Support Personnel

Last Updated: 9/15/2021 6:26 PM

Support Staff

School Psychologist
Vision/Hearing Itinerants 
School Nurses
Speech and Language
Diagnostic Resource Consultants (DRC)
Social Workers
Occupational and Physical Therapists


The School Psychologists support and evaluate students who may be experiencing academic or behavioral difficulties. They assist with team problem solving by consulting with staff and parents regarding collected data that will assist in identifying support to students according to their needs . School Psychologists are members of multidisciplinary teams in each building in the district which conduct Full Case Studies to determine if there is a need to entitle a student to receive Special Education Services.

Vision-Hearing Itinerants

This program services children with vision or hearing difficulties. The program enables students to learn different strategies in order to be successful in school.

School Nurses
School nurses service students in schools by keeping health records, dispersing medication, assisting in emergencies, and preparing health histories for special education staffings.

Speech and Language

Speech and language therapy services in the school setting focus on screening for articulation, language, voice or fluency difficulty. If your child is experiencing delays in any of these areas, he/she will be evaluated and possibly begin to receive services to address their needs. Speech and language therapy consist of one, two or three sessions a week to learn and practice increased articulation skills, vocabulary knowledge and use, or fluency and voice improvements. The school speech and language therapist will meet with the student’s parents at conferences during the school year and on a yearly basis to discuss goal progress and recommendation.

Special Education Resource Program Diagnostic Resource Consultants (DRC)

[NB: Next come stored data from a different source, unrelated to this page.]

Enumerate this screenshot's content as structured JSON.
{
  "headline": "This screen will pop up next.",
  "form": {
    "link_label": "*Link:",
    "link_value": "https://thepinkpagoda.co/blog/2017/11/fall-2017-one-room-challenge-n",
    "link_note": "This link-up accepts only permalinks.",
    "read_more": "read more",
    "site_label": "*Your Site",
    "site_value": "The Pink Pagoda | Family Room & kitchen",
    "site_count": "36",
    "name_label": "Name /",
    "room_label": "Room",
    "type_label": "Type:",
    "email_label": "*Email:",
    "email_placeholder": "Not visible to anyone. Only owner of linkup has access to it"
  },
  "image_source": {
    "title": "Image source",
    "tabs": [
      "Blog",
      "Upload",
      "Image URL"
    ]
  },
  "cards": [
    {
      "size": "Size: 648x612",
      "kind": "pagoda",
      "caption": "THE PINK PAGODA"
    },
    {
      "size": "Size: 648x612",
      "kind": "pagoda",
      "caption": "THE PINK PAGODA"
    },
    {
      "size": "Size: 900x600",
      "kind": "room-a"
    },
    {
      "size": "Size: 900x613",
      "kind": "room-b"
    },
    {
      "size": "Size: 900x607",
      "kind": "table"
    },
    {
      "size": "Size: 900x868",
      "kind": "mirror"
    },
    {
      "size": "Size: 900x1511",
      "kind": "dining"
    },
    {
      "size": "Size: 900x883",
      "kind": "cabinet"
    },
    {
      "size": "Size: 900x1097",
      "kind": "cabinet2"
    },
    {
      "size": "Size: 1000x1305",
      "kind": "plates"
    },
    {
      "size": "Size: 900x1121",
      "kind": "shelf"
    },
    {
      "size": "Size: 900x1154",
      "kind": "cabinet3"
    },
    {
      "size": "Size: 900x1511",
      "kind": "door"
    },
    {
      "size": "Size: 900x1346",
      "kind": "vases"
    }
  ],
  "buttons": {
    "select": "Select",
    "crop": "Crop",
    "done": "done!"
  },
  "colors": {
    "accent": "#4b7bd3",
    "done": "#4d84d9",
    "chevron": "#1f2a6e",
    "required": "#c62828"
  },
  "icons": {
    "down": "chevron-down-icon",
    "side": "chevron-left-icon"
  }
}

The special education resource program is designed for students with learning disabilities or mild behavior issues. This is most often the first special education placement when a student has been struggling academically or behaviorally and is found to have a learning disability or mild emotional problem. Other than placement in the regular program with supports, the resource program is usually considered the least restrictive special education placement. Students spend the majority of their day in general education and are sometimes pulled out by the resource teacher into the resource room for individual or small group instruction in the areas targeted as being delayed (i.e. reading comprehension, math computation, work completion, etc.). The resource teacher and the general education teacher use a variety of approaches such as Co-Teaching, to teach the children in the larger classroom setting which allows the resource teacher to observe students in their classroom to ascertain that they are utilizing strategies taught in the resource room and will also reduce student/teacher ratio .

Social Work Services

The school social worker will work with students who may have behavioral, emotional, or family concerns. The Social Worker will have a caseload of students that will be seen on a regular basis. Some students may have social work services for a short period of time in order to work out an immediate issue. The school social worker will work closely with the classroom teacher, parents and outside resources in order to give the students appropriate help through-out the school year.

The school social worker is also responsible for significant components of the IEP for case studies, annual reviews and tri-annual reviews.

Occupational and Physical Therapists

Occupational and physical therapy are services related to special education. They provide specialty evaluations for the students suspected of having difficulty with motor skills that are affecting their school performance.

1. Gross motor skills (walking, sitting and standing, strength, balance and coordination)

2. Fine motor skills (hand skills for manipulating school related tools such as pencil, scissors and fasteners)

3. Visual and perceptual motor skills (related to eye hand coordination: recognizing shapes/size/direction)

4. Self care skills (dressing, toileting and feeding)

5. Sensory motor skills (the ability to acquire in information from the environment, process it and respond)

In order to receive occupational and or physical therapy services, a student must first qualify as disabled under a special education category and be eligible to receive special education services. Once the student meets these qualifications, an evaluation will occur to determine the motor problems. If the student qualifies for OT or PT, the law states they can only receive services in the school with a doctor’s order on file. Services may be delivered directly or on consultation basis either in the classroom or the therapy room.